Saturday, 24 May 2014

Does the Mind-as-Computer-Programme Idea Support Mind-Body Dualism?

“Yes, I am a confirmed "dualist" at this point in my journey, i.e., I understand my mind to be separate from my body/brain, analogous to the way an application program and its data are separate from the computing infrastructure they depend on.” - Chasw
Does believing your mind to be separate from your body/brain automatically mean you're a dualist? That would depend on what the word 'separate' means. The mind simply being (fundamentally) different from the body wouldn't commit anyone to dualism.

Dualism is a commitment to the idea that mind and brain are fundamentally different ontological categories or 'substances'. That creates the problem of mind-body interaction. If mind and brain (body) were fundamentally different, then how could brain-to-mind and mind-to-brain interactions be explained?
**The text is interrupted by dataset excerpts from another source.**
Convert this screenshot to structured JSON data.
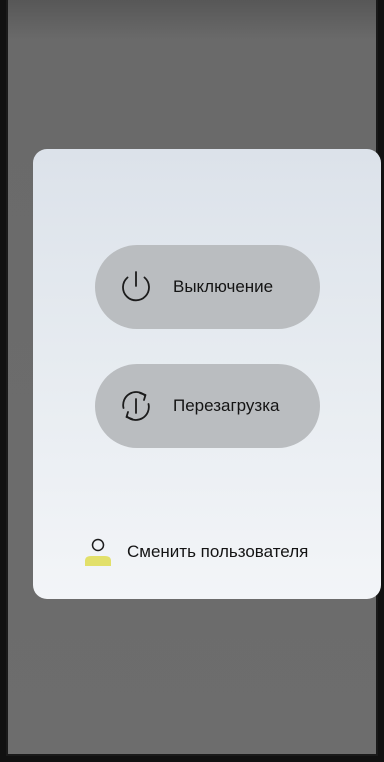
{
  "power_menu": {
    "shutdown": {
      "label": "Выключение",
      "icon": "power-icon"
    },
    "restart": {
      "label": "Перезагрузка",
      "icon": "restart-icon"
    },
    "switch_user": {
      "label": "Сменить пользователя",
      "icon": "user-icon"
    }
  },
  "colors": {
    "backdrop": "#6d6d6d",
    "dialog_top": "#dce2ea",
    "dialog_bottom": "#f3f5f8",
    "pill": "#babdc0",
    "user_icon_accent": "#e2e06a",
    "text": "#141414"
  }
}
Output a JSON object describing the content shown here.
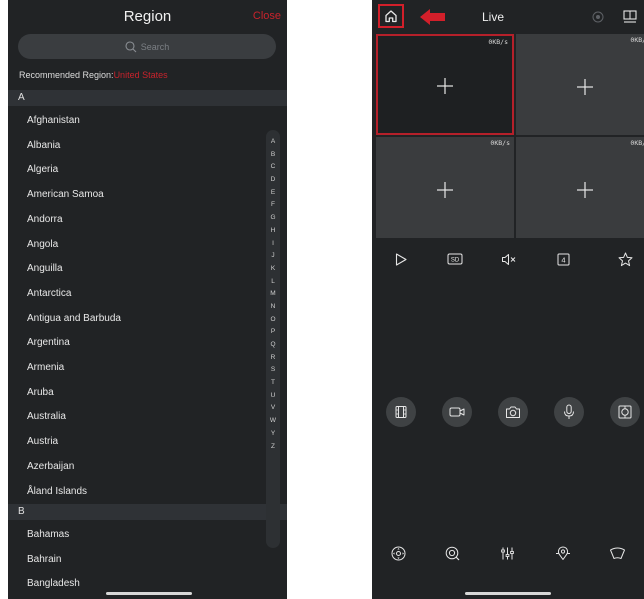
{
  "region_screen": {
    "title": "Region",
    "close_label": "Close",
    "search_placeholder": "Search",
    "recommended_label": "Recommended Region:",
    "recommended_country": "United States",
    "section_a": "A",
    "section_b": "B",
    "countries_a": [
      "Afghanistan",
      "Albania",
      "Algeria",
      "American Samoa",
      "Andorra",
      "Angola",
      "Anguilla",
      "Antarctica",
      "Antigua and Barbuda",
      "Argentina",
      "Armenia",
      "Aruba",
      "Australia",
      "Austria",
      "Azerbaijan",
      "Åland Islands"
    ],
    "countries_b": [
      "Bahamas",
      "Bahrain",
      "Bangladesh"
    ],
    "index_letters": [
      "A",
      "B",
      "C",
      "D",
      "E",
      "F",
      "G",
      "H",
      "I",
      "J",
      "K",
      "L",
      "M",
      "N",
      "O",
      "P",
      "Q",
      "R",
      "S",
      "T",
      "U",
      "V",
      "W",
      "Y",
      "Z"
    ]
  },
  "live_screen": {
    "title": "Live",
    "tiles": [
      {
        "rate": "0KB/s",
        "selected": true
      },
      {
        "rate": "0KB/s",
        "selected": false
      },
      {
        "rate": "0KB/s",
        "selected": false
      },
      {
        "rate": "0KB/s",
        "selected": false
      }
    ],
    "sd_label": "SD",
    "split_label": "4",
    "controls": [
      "play-icon",
      "sd-quality-icon",
      "mute-icon",
      "split-screen-icon",
      "favorite-star-icon"
    ],
    "tools": [
      "playback-film-icon",
      "record-video-icon",
      "snapshot-camera-icon",
      "talk-microphone-icon",
      "fisheye-icon"
    ],
    "ptz_tools": [
      "ptz-direction-icon",
      "zoom-lens-icon",
      "image-adjust-icon",
      "preset-icon",
      "wiper-icon"
    ],
    "highlight_color": "#d21f2a",
    "accent_red": "#c8232c"
  }
}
Dualists are also committed to minds being separable from brains, not just being separate and different. I don't think the 

mind = programme/data 

and the 

brain = hardware

comparison works here because, after all, even programmes and data are physical. Programmes and data depend on physical syntactic devices which encode data/info and which themselves rely on physical processes to implement that data (as well as to send that data, electronically, around the hardware/infrastructure). The programme-hardware/mind-brain analogy works only to show us that the same programme can be instantiated in different kinds of hardware: from brains to computers to coke machines. In itself, it's not an argument for dualism; which is specifically about the mind being of a different substance/category than the brain. When it comes to computer programmes and their different hardware juxtapositions, there are no such deep ontological problems as there are for mind-brain/body dualism.